With three minutes to go in the third quarter of Minnesota’s matchup against Seattle on Friday night, Lynx forward Maya Moore jumped high for a lob pass underneath the Storm basket.

Somewhere in the crowded scrum, Moore collided with a Storm player and fell to the floor. While she lay motionless and the Storm player walked away unharmed, Moore was called for an offensive foul.

“I don’t really have an explanation for it other than that was the call,” Moore said. “ … But you’ve got to play through it. Things are going to happen in ballgames. Calls are going to be made that you don’t like. It’s how you respond.”
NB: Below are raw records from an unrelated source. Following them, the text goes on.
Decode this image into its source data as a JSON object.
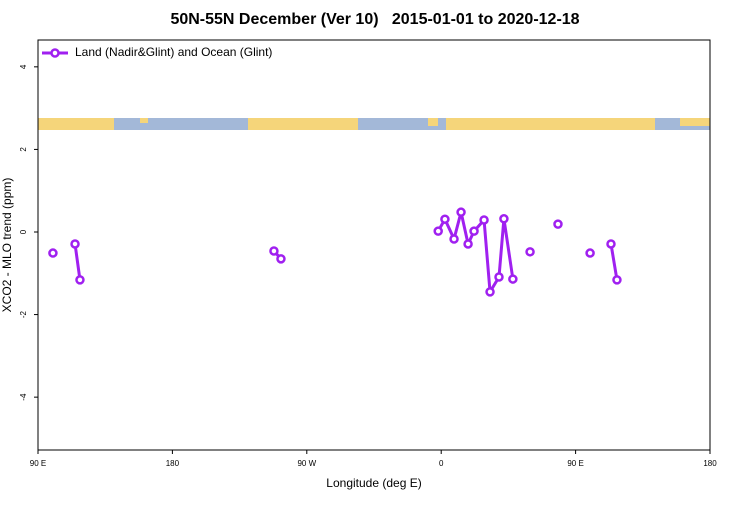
{
  "chart_data": {
    "type": "line",
    "title": "50N-55N December (Ver 10)   2015-01-01 to 2020-12-18",
    "x_label": "Longitude (deg E)",
    "y_label": "XCO2 - MLO trend (ppm)",
    "xlim": [
      90,
      540
    ],
    "xticks": [
      {
        "value": 90,
        "label": "90 E"
      },
      {
        "value": 180,
        "label": "180"
      },
      {
        "value": 270,
        "label": "90 W"
      },
      {
        "value": 360,
        "label": "0"
      },
      {
        "value": 450,
        "label": "90 E"
      },
      {
        "value": 540,
        "label": "180"
      }
    ],
    "ylim": [
      -5.28,
      4.65
    ],
    "yticks": [
      -4,
      -2,
      0,
      2,
      4
    ],
    "legend": "top-left",
    "series": [
      {
        "name": "Land (Nadir&Glint) and Ocean (Glint)",
        "color": "#a020f0",
        "x": [
          100,
          null,
          114.8,
          118.1,
          null,
          248,
          252.7,
          null,
          358,
          362.5,
          368.6,
          373.3,
          378,
          382,
          388.7,
          392.7,
          398.7,
          402,
          408,
          null,
          419.5,
          null,
          438.2,
          null,
          459.7,
          null,
          473.7,
          477.7
        ],
        "values": [
          -0.51,
          null,
          -0.29,
          -1.16,
          null,
          -0.46,
          -0.65,
          null,
          0.02,
          0.31,
          -0.17,
          0.48,
          -0.29,
          0.02,
          0.29,
          -1.45,
          -1.09,
          0.32,
          -1.14,
          null,
          -0.48,
          null,
          0.19,
          null,
          -0.51,
          null,
          -0.29,
          -1.16
        ]
      }
    ]
  }
}
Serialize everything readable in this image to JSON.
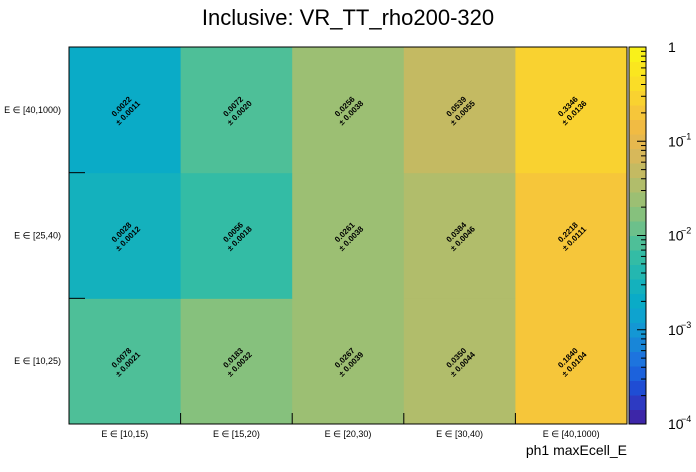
{
  "chart_data": {
    "type": "heatmap",
    "title": "Inclusive: VR_TT_rho200-320",
    "xlabel": "ph1 maxEcell_E",
    "ylabel": "",
    "x_categories": [
      "E ∈ [10,15)",
      "E ∈ [15,20)",
      "E ∈ [20,30)",
      "E ∈ [30,40)",
      "E ∈ [40,1000)"
    ],
    "y_categories": [
      "E ∈ [10,25)",
      "E ∈ [25,40)",
      "E ∈ [40,1000)"
    ],
    "values": [
      [
        0.0078,
        0.0183,
        0.0267,
        0.035,
        0.184
      ],
      [
        0.0028,
        0.0056,
        0.0261,
        0.0384,
        0.2218
      ],
      [
        0.0022,
        0.0072,
        0.0256,
        0.0539,
        0.3346
      ]
    ],
    "errors": [
      [
        0.0021,
        0.0032,
        0.0039,
        0.0044,
        0.0104
      ],
      [
        0.0012,
        0.0018,
        0.0038,
        0.0046,
        0.0111
      ],
      [
        0.0011,
        0.002,
        0.0038,
        0.0055,
        0.0136
      ]
    ],
    "value_labels": [
      [
        "0.0078",
        "0.0183",
        "0.0267",
        "0.0350",
        "0.1840"
      ],
      [
        "0.0028",
        "0.0056",
        "0.0261",
        "0.0384",
        "0.2218"
      ],
      [
        "0.0022",
        "0.0072",
        "0.0256",
        "0.0539",
        "0.3346"
      ]
    ],
    "error_labels": [
      [
        "± 0.0021",
        "± 0.0032",
        "± 0.0039",
        "± 0.0044",
        "± 0.0104"
      ],
      [
        "± 0.0012",
        "± 0.0018",
        "± 0.0038",
        "± 0.0046",
        "± 0.0111"
      ],
      [
        "± 0.0011",
        "± 0.0020",
        "± 0.0038",
        "± 0.0055",
        "± 0.0136"
      ]
    ],
    "zscale": "log",
    "zlim": [
      0.0001,
      1
    ],
    "colorbar_labels": [
      {
        "value": 1,
        "base": "1",
        "exp": ""
      },
      {
        "value": 0.1,
        "base": "10",
        "exp": "−1"
      },
      {
        "value": 0.01,
        "base": "10",
        "exp": "−2"
      },
      {
        "value": 0.001,
        "base": "10",
        "exp": "−3"
      },
      {
        "value": 0.0001,
        "base": "10",
        "exp": "−4"
      }
    ],
    "palette": [
      "#3d26a8",
      "#2d3ac2",
      "#1f4dd4",
      "#1c62dc",
      "#1d74de",
      "#1886d8",
      "#1497d4",
      "#0ea3cf",
      "#0aabc7",
      "#14b1bd",
      "#24b7b0",
      "#33bca5",
      "#4ebf98",
      "#6cc08b",
      "#86c17d",
      "#9cbf73",
      "#b1bd6b",
      "#c4ba62",
      "#d7b85a",
      "#e6b84e",
      "#f1bb43",
      "#f6c63a",
      "#f9d230",
      "#fadd27",
      "#fae61f",
      "#f9f11a"
    ],
    "grid": false,
    "legend": "colorbar-right"
  }
}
Respond she did. And so did her team.

The play sparked an 11-2 run to end the third quarter, and the Lynx cruised to an 82-57 victory over the Storm at the Target Center. After leading by just one at halftime, the Lynx outscored the Storm 25-10 in the third quarter, separating themselves from the Western Conference bottom feeder.

Moore led all players with 23 points and 11 rebounds. Lindsay Whalen added 16 points, and Seimone Augustus 15. Both Whalen and Augusus had four assists also.

“Any time I get hit or something, it just naturally gets my juices flowing,” Moore said. “I try to use every opportunity of adversity to fuel me to be better for my team.”

On the Lynx’s next offensive possession after Moore’s offensive foul, the forward came down the court with a full head of steam and banked in a layup to extend the Lynx lead to nine.

Moments later, she grabbed a defensive rebound and found Augustus, who fed Devereaux Peters for an open layup.

Just eight days ago in Seattle, the Lynx allowed 51 first-half points and late in the second quarter trailed the Storm by 18 points. But in the Lynx’s third-largest comeback victory in team history, they played stout second-half defense and won by three.

On Friday, the Lynx (8-2) knew they had to force the Storm (3-8) off the three-point line. Seattle shot 3-for-6 from behind the arc in the first quarter, but the Lynx held the Storm to just 5-for-18 for the game, and none in the second half.

“That’s just picking up our defensive intensity, getting some deflections, trying to make them take tough shots, staying in plays and then rebounding and running,” Moore said. “When our defense is locked in, our offense is much, much better.”

Standing at half-court before Friday’s game, Lynx coach Cheryl Reeve said that she didn’t think her team played such bad first-half defense against the Storm two weeks ago. It was just a step behind Seattle.

On Friday, the Lynx were a step in front instead, and ran away with the victory.

“A really good second half for us,” Reeve said. “[Seattle] had, I think it was 14 [second-half] points, with five minutes left in the fourth quarter.

“I think we just kind of wore them down and we had a bounce in our step on offense.”